Gzip
Documentation |
#include <cryptopp/gzip.h>
|
Gzip is a lossless compression format standardized in RFC 1952, GZIP file format specification. Gzip is actually a file format with additional metadata (like original filename, file modified time and comments), and the underlying compression occurs using Deflator
from RFC 1951. Crypto++ provides GZIP compression through the Gzip
class, and decompression though the Gunzip class.
The Gzip
compressor takes a pointer to a BufferedTransformation
. Because a pointer is taken, the Gzip
owns the attached transformation, and therefore will destroy it. See ownership for more details.
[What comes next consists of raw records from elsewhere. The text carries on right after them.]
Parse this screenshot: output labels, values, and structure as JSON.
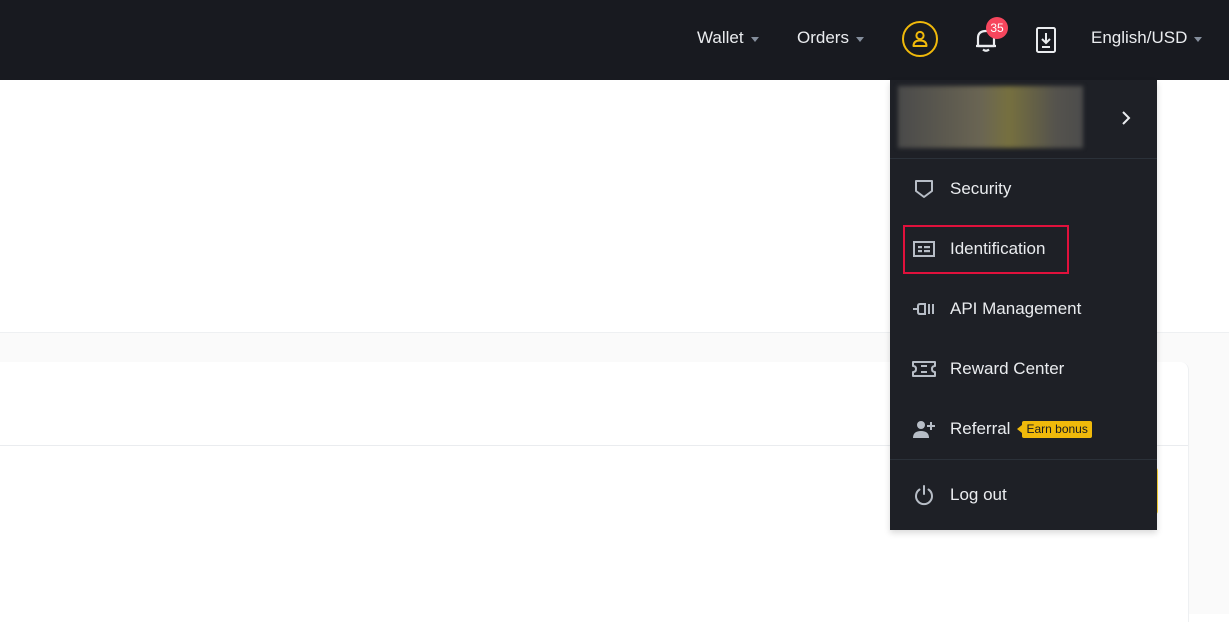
{
  "header": {
    "wallet_label": "Wallet",
    "orders_label": "Orders",
    "notifications_count": "35",
    "language_label": "English/USD",
    "icons": [
      "user-icon",
      "bell-icon",
      "download-icon"
    ],
    "accent_color": "#f0b90b",
    "badge_color": "#f6465d"
  },
  "user_menu": {
    "items": [
      {
        "label": "Security",
        "icon": "shield-icon"
      },
      {
        "label": "Identification",
        "icon": "id-card-icon"
      },
      {
        "label": "API Management",
        "icon": "api-plug-icon"
      },
      {
        "label": "Reward Center",
        "icon": "ticket-icon"
      },
      {
        "label": "Referral",
        "icon": "add-user-icon",
        "badge": "Earn bonus"
      }
    ],
    "logout_label": "Log out",
    "highlight_color": "#e0113c"
  }
}
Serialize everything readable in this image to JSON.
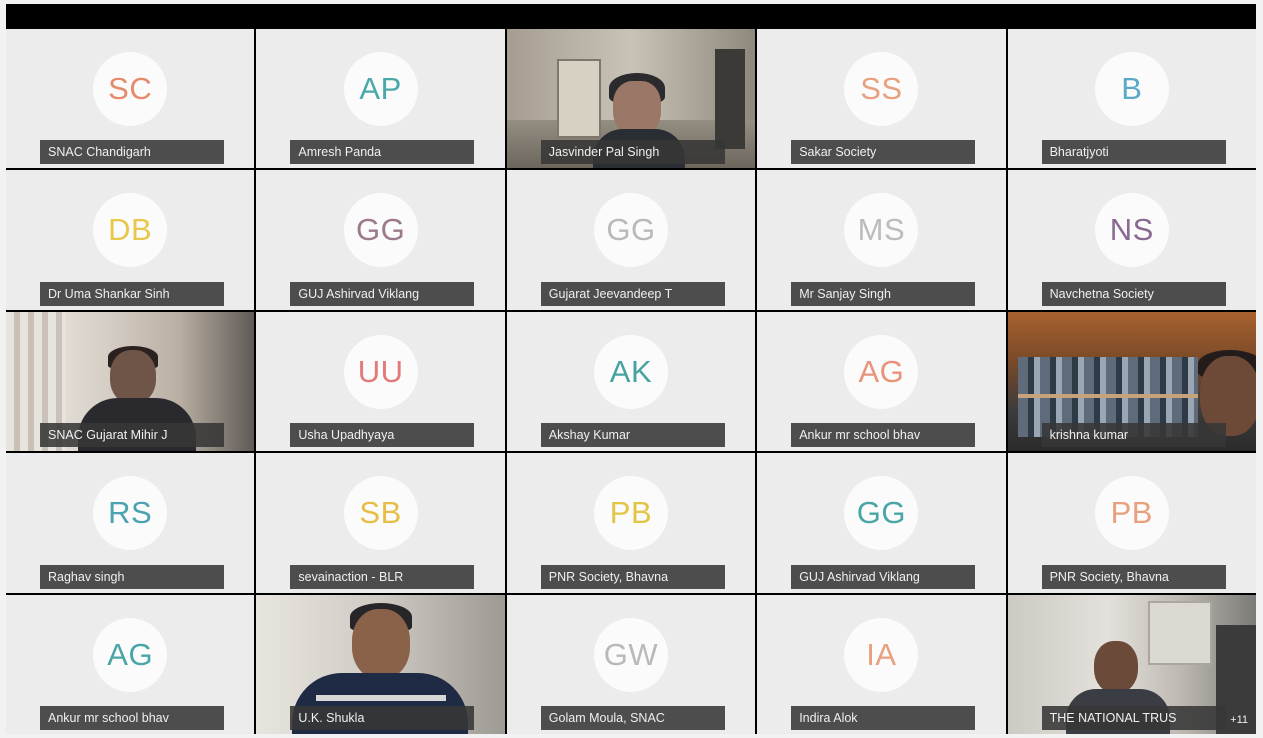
{
  "participants": [
    {
      "name": "SNAC Chandigarh",
      "initials": "SC",
      "color": "#e58a6b"
    },
    {
      "name": "Amresh Panda",
      "initials": "AP",
      "color": "#4ba8a8"
    },
    {
      "name": "Jasvinder Pal Singh",
      "video": "jas"
    },
    {
      "name": "Sakar Society",
      "initials": "SS",
      "color": "#e8a07e"
    },
    {
      "name": "Bharatjyoti",
      "initials": "B",
      "color": "#5aa9c7"
    },
    {
      "name": "Dr Uma Shankar Sinh",
      "initials": "DB",
      "color": "#e8c84a"
    },
    {
      "name": "GUJ Ashirvad Viklang",
      "initials": "GG",
      "color": "#9a7a8c"
    },
    {
      "name": "Gujarat Jeevandeep T",
      "initials": "GG",
      "color": "#b9b9b9"
    },
    {
      "name": "Mr Sanjay Singh",
      "initials": "MS",
      "color": "#bcbcbc"
    },
    {
      "name": "Navchetna Society",
      "initials": "NS",
      "color": "#8a6a90"
    },
    {
      "name": "SNAC Gujarat Mihir J",
      "video": "mihir"
    },
    {
      "name": "Usha Upadhyaya",
      "initials": "UU",
      "color": "#e27a7a"
    },
    {
      "name": "Akshay Kumar",
      "initials": "AK",
      "color": "#46a3a0"
    },
    {
      "name": "Ankur mr school bhav",
      "initials": "AG",
      "color": "#e8937a"
    },
    {
      "name": "krishna kumar",
      "video": "krishna"
    },
    {
      "name": "Raghav singh",
      "initials": "RS",
      "color": "#4aa2b0"
    },
    {
      "name": "sevainaction - BLR",
      "initials": "SB",
      "color": "#e8bd45"
    },
    {
      "name": "PNR Society, Bhavna",
      "initials": "PB",
      "color": "#e3c443"
    },
    {
      "name": "GUJ Ashirvad Viklang",
      "initials": "GG",
      "color": "#4aa6a6"
    },
    {
      "name": "PNR Society, Bhavna",
      "initials": "PB",
      "color": "#e8a07e"
    },
    {
      "name": "Ankur mr school bhav",
      "initials": "AG",
      "color": "#4aa6a6"
    },
    {
      "name": "U.K. Shukla",
      "video": "shukla"
    },
    {
      "name": "Golam Moula, SNAC",
      "initials": "GW",
      "color": "#b9b9b9"
    },
    {
      "name": "Indira Alok",
      "initials": "IA",
      "color": "#e8a07e"
    },
    {
      "name": "THE NATIONAL TRUS",
      "video": "trust"
    }
  ],
  "extra_count": "+11"
}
The Crypto++ implementation supports filenames, comments and filetimes as of Crypto++ 6.0. The support was added under Issue 420, Add Gzip Filename, Filetime and Comment support. You will have to patch the library for filenames, comments and filetimes for Crypto++ 5.6.5 and below.
The Gzip
class inherits from the Deflator
class (which provides the RFC 1951 implementation), so many of the constants used by Gzip are provided by Deflator in zdeflate.h
.
Construction
Gzip (BufferedTransformation *attachment=NULL, unsigned int deflateLevel=DEFAULT_DEFLATE_LEVEL, unsigned int log2WindowSize=DEFAULT_LOG2_WINDOW_SIZE, bool detectUncompressible=true) Gzip (const NameValuePairs ¶meters, BufferedTransformation *attachment=NULL)
attachment
is a BufferedTransformation, such as another filter or sink. If attachment
is NULL
, then the Gzip
object will internally accumulate the output byte stream.
deflateLevel
is the deflation level. The value should be between 0 and 9. 0 provides minimum compression and executes quickly, while 9 provides maximum compression and executes the slowest. zdeflate.h
provides some constants for the deflateLevel
. MIN_DEFLATE_LEVEL
is 0, DEFAULT_DEFLATE_LEVEL
is 6, and MAX_DEFLATE_LEVEL
is 9.
log2WindowSize
controls the table size used for compression. The value should be between 9 and 15, meaning the table will be between 29 and 215. 9 provides the smallest table size, while 15 provides the largest table size. zdeflate.h
provides some constants for the log2WindowSize
. MIN_LOG2_WINDOW_SIZE
is 9, DEFAULT_LOG2_WINDOW_SIZE
is 15, and MAX_LOG2_WINDOW_SIZE
is 15.
detectUncompressible
means the library should try to detect if a file is uncompressible. From zdeflate.h
, detectUncompressible
makes it faster to process uncompressible files, but if a file has both compressible and uncompressible parts, it may fail to compress some of the compressible parts.
parameters
are NameValuePairs
used in the alternate constructor. The names recognized are Log2WindowSize
, DeflateLevel
and DetectUncompressible
.
Sample Programs
The following is a small collection of sample programs to demonstrate using the Gzip
compressor.
In-memory String
string data = "abcdefghijklmnopqrstuvwxyz"; string compressed; Gzip zipper(new StringSink(compressed)); zipper.Put((byte*) data.data(), data.size()); zipper.MessageEnd();
On-disk File
string filename("test.txt.gz"); string data = "abcdefghijklmnopqrstuvwxyz"; Gzip zipper(new FileSink(filename.c_str(), true)); zipper.Put((byte*) data.data(), data.size()); zipper.MessageEnd();
String using Pipeline
string data = "abcdefghijklmnopqrstuvwxyz"; string compressed; StringSource ss(data, true, new Gzip( new StringSink(compressed) ));
File using Pipeline
string filename("test.txt.gz"); string data = "abcdefghijklmnopqrstuvwxyz"; StringSource ss(data, true, new Gzip( new FileSink(filename.c_str(), true) ));
String using Put/Get
Gzip zipper; zipper.Put((byte*)data.data(), data.size()); zipper.MessageEnd(); word64 avail = zipper.MaxRetrievable(); if(avail) { string compressed; compressed.resize(avail); zipper.Get((byte*)&compressed[0], compressed.size()); }
Array using Put/Get
Gzip zipper; zipper.Put((byte*)data.data(), data.size()); zipper.MessageEnd(); word64 avail = zipper.MaxRetrievable(); if(avail) { vector<byte> compressed; compressed.resize(avail); zipper.Get(&compressed[0], compressed.size()); }
Patch
The patch below adds the ability to read and write the original filename, the modified filetime and comments for an archive. The sample program below shows how it could be used.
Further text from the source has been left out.